The Dutch are becoming less tolerant, according to a social psychologist at the Catholic University of Nijmegen.
Jan Janssens claims that parental pressure on children to express autonomous behaviour and social independence is diluting traditional values of respect for others.
Dr Janssens has studied the difference between the way indigenous Dutch parents educate their children and non-indigenous Turkish, Moroccan, Chinese and Surinamese families living in the Netherlands educate theirs. The non-indigenous parents' educational goals have more to do with conformity and achievement.
Dr Janssens said: "Turkish parents of a higher educational and intellectual level stress achievement as a child-rearing goal, as do the Chinese, but they do emphasise the importance of respect for older people, children and the community at large."
The study was based on work conducted over five years. More mothers than fathers participated in the survey of 1,267 families.
In the Turkish study, the number of mothers, who occupy a more important position in the home and have the social responsibility for culture and religion, answering the questionnaire was twice that of fathers.
For the Chinese and Surinamese samples, only mothers were interviewed. For the comparison study of Dutch and Turkish parents, 45 per cent of Dutch compared with 85 per cent of Turkish parents had a lower educational level of vocational training.
The big difference between the Dutch parents and the ethnic families was that the Dutch did not stress school success, good manners, a sense of responsibility and considering the needs of others as important goals.
Social development was high on the list of the ethnic people studied.
From several studies it has been found that parents who are more conformist are less supportive and more restrictive, which in turn leads to anti-social behaviour.
Dr Janssens is certain that too much autonomy and lack of social responsibility in Dutch families is resulting in egotistical attitudes and verbal aggression.

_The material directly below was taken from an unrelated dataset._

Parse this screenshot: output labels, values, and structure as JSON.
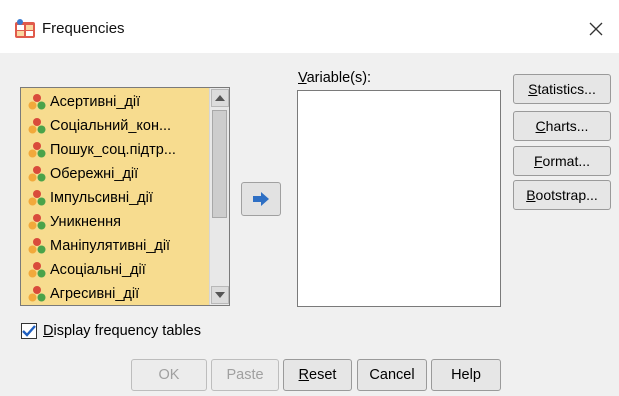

He is concerned about the rapid loss of traditional Dutch values. "We live in a social climate where individualism is fuelled by government and commerce, taxation and laws.
"We've started to lose one of the most valued elements that made the Dutch a 'golden nation' in the eyes of the world - our tolerance of all peoples regardless of sex, race or class. To lose such values we shall score our ethnic own goal and be defeated as we were in the Euro 2000 football competition."